UPDATE 4-Brent rises to $112 as tension over Syria rises
* U.S. discusses suspected Syria chemical attack with allies
* Libya's oil production down by nearly 60 percent
* Weak U.S. data tempers view on Fed tapering
* Coming up: U.S. API weekly oil data; 2030 GMT
(Updates prices, adds quote)
LONDON, Aug 27 (Reuters) - Brent crude rose to $112 a barrel on Tuesday, nearly a six month high, as rising tension over a suspected chemical weapons attack on civilians in Syria raised the prospect of Western military action in the Middle East.
The United States and its allies have met in Jordan for what could be a council of war should they decide to punish Syrian President Bashar al-Assad, who has denied using chemical weapons and blamed rebels for staging such attacks.
Brent crude was trading up $1.27 at $112 by 1052 GMT, its highest since early March.

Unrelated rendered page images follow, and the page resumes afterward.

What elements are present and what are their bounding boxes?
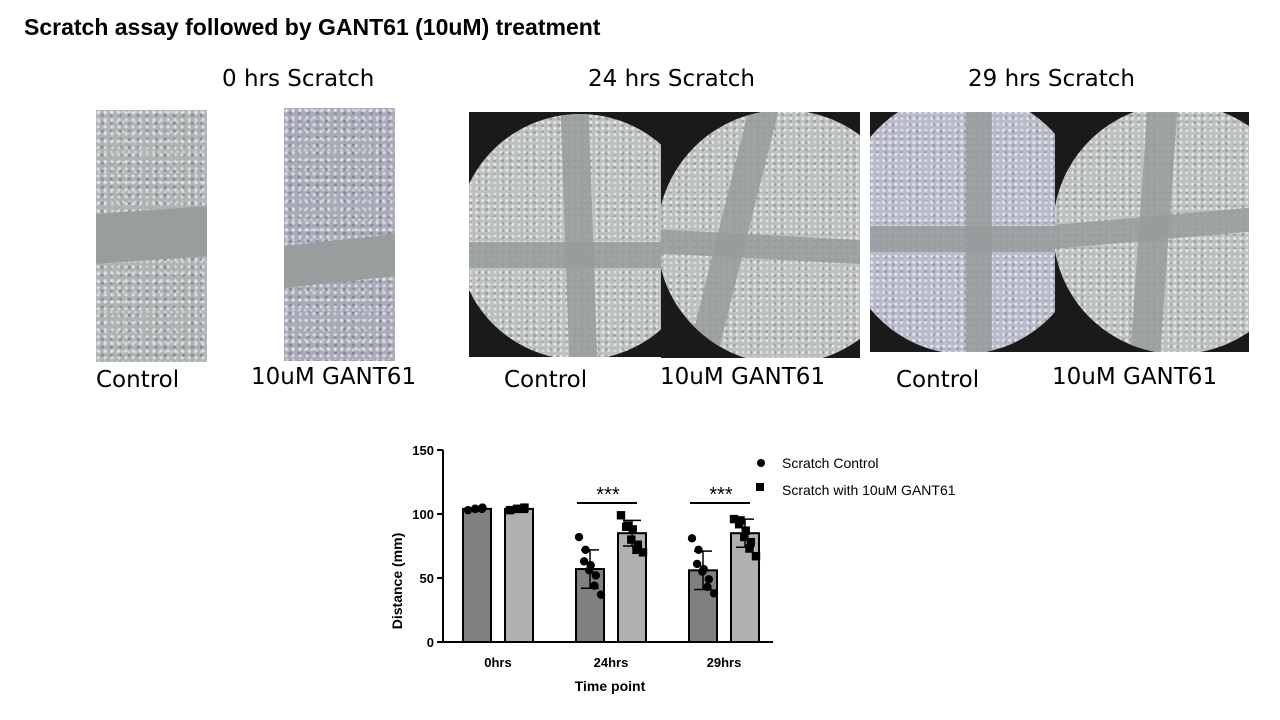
page-title: Scratch assay followed by GANT61 (10uM) …: [24, 14, 601, 40]
data-point: [579, 557, 589, 566]
x-tick-label: 29hrs: [707, 655, 742, 670]
legend-label-control: Scratch Control: [782, 455, 878, 471]
legend-marker-control: [757, 459, 765, 467]
data-point: [741, 526, 750, 535]
y-tick-label: 100: [412, 507, 434, 522]
y-axis-label: Distance (mm): [389, 533, 405, 629]
label-29hrs-control: Control: [896, 367, 980, 393]
label-0hrs-control: Control: [96, 367, 180, 393]
data-point: [751, 552, 761, 561]
y-tick-label: 150: [412, 443, 434, 458]
data-point: [519, 504, 529, 514]
data-point: [694, 545, 703, 555]
data-point: [729, 514, 739, 524]
data-point: [616, 511, 626, 520]
data-point: [470, 504, 480, 514]
data-point: [621, 522, 631, 531]
panel-title-0hrs: 0 hrs Scratch: [222, 66, 375, 92]
data-point: [704, 575, 714, 584]
label-24hrs-control: Control: [504, 367, 588, 393]
label-24hrs-gant61: 10uM GANT61: [660, 364, 826, 390]
data-point: [687, 534, 697, 543]
y-tick-label: 50: [420, 571, 434, 586]
data-point: [698, 567, 707, 576]
x-axis-label: Time point: [575, 678, 646, 694]
micrograph-0hrs-gant61: [284, 108, 395, 361]
y-tick-label: 0: [427, 635, 434, 650]
data-point: [581, 545, 590, 555]
data-point: [633, 540, 643, 549]
legend: Scratch Control Scratch with 10uM GANT61: [756, 455, 956, 498]
data-point: [627, 535, 636, 544]
x-tick-label: 24hrs: [594, 655, 629, 670]
data-point: [585, 566, 594, 575]
data-point: [692, 559, 702, 569]
data-point: [638, 548, 648, 557]
micrograph-24hrs-gant61: [661, 112, 860, 358]
x-tick-label: 0hrs: [484, 655, 511, 670]
data-point: [628, 525, 637, 534]
micrograph-0hrs-control: [96, 110, 207, 362]
label-29hrs-gant61: 10uM GANT61: [1052, 364, 1218, 390]
bar: [462, 507, 492, 643]
bar: [504, 507, 534, 643]
data-point: [703, 582, 712, 592]
label-0hrs-gant61: 10uM GANT61: [251, 364, 417, 390]
significance-label: ***: [596, 484, 620, 506]
panel-title-24hrs: 24 hrs Scratch: [588, 66, 755, 92]
data-point: [574, 532, 584, 542]
panel-title-29hrs: 29 hrs Scratch: [968, 66, 1135, 92]
data-point: [709, 589, 719, 598]
data-point: [596, 590, 606, 599]
data-point: [512, 504, 522, 514]
data-point: [590, 581, 599, 590]
data-point: [591, 571, 601, 580]
distance-bar-chart: 0 50 100 150 0hrs 24hrs 29hrs *** *** Distance (…: [389, 443, 956, 694]
data-point: [463, 505, 473, 515]
data-point: [746, 537, 756, 547]
significance-label: ***: [709, 484, 733, 506]
data-point: [505, 505, 515, 515]
micrograph-29hrs-control: [870, 112, 1056, 352]
data-point: [740, 532, 749, 542]
data-point: [632, 545, 641, 555]
bar: [730, 532, 760, 643]
legend-marker-gant61: [756, 483, 764, 491]
data-point: [745, 544, 754, 553]
micrograph-24hrs-control: [469, 112, 663, 357]
data-point: [477, 504, 487, 514]
micrograph-29hrs-gant61: [1055, 112, 1249, 352]
legend-label-gant61: Scratch with 10uM GANT61: [782, 482, 956, 498]
data-point: [734, 520, 744, 529]
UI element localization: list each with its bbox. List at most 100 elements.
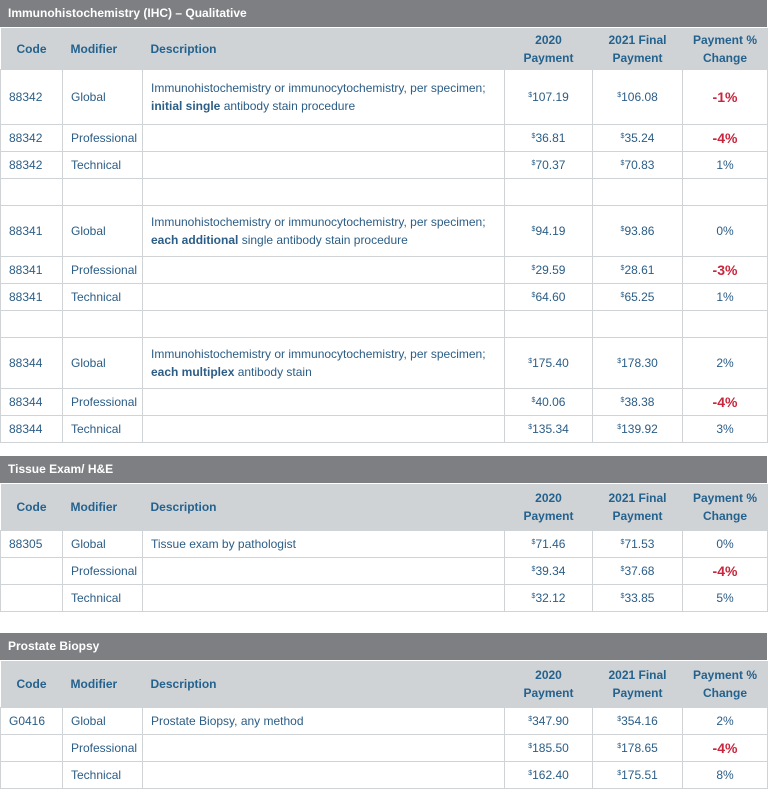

U.S. crude rose $1.03 to $106.95 a barrel, after falling 0.5 percent the previous day as data showed U.S. durable goods orders had dropped the most in nearly a year.
Unrest in the Middle East, which pumps a third of the world's oil, has supported Brent crude as investors fear crises in Syria and Egypt could spill over to the rest of the region and disrupt oil supply.
"Syria is not a major oil producer (as was Libya), nor is it a major transit point for oil and gas exports (as is Egypt)," said Julian Jessop, head of commodities research at Capital Economics.
"Instead the concern is the risk that Western intervention in Syria could prompt a wider regional conflict, given the support that Iran has provided to the Assad regime."
The United States put Syria's Assad on notice on Monday that it believes he was responsible for using chemical weapons against civilians last week in what Secretary of State John Kerry called a "moral obscenity."
Also supporting oil, Libyan production has dropped to 665,000 barrels per day (bpd) - or nearly 60 percent - due to a month-long disruption by armed security guards who shut down main export terminals, the country's oil minister said on Tuesday.
In the United States, weak data on home sales and durable goods orders tempered views that the Federal Reserve could start paring its economic stimulus programme as soon as September.
The American Petroleum Institute will later on Tuesday release its weekly oil stocks data.
A preliminary Reuters poll showed that U.S. commercial crude stockpiles were expected to have fallen last week as refinery utilisation rates were at high levels, and gasoline inventories likely dipped primarily due to seasonal factors.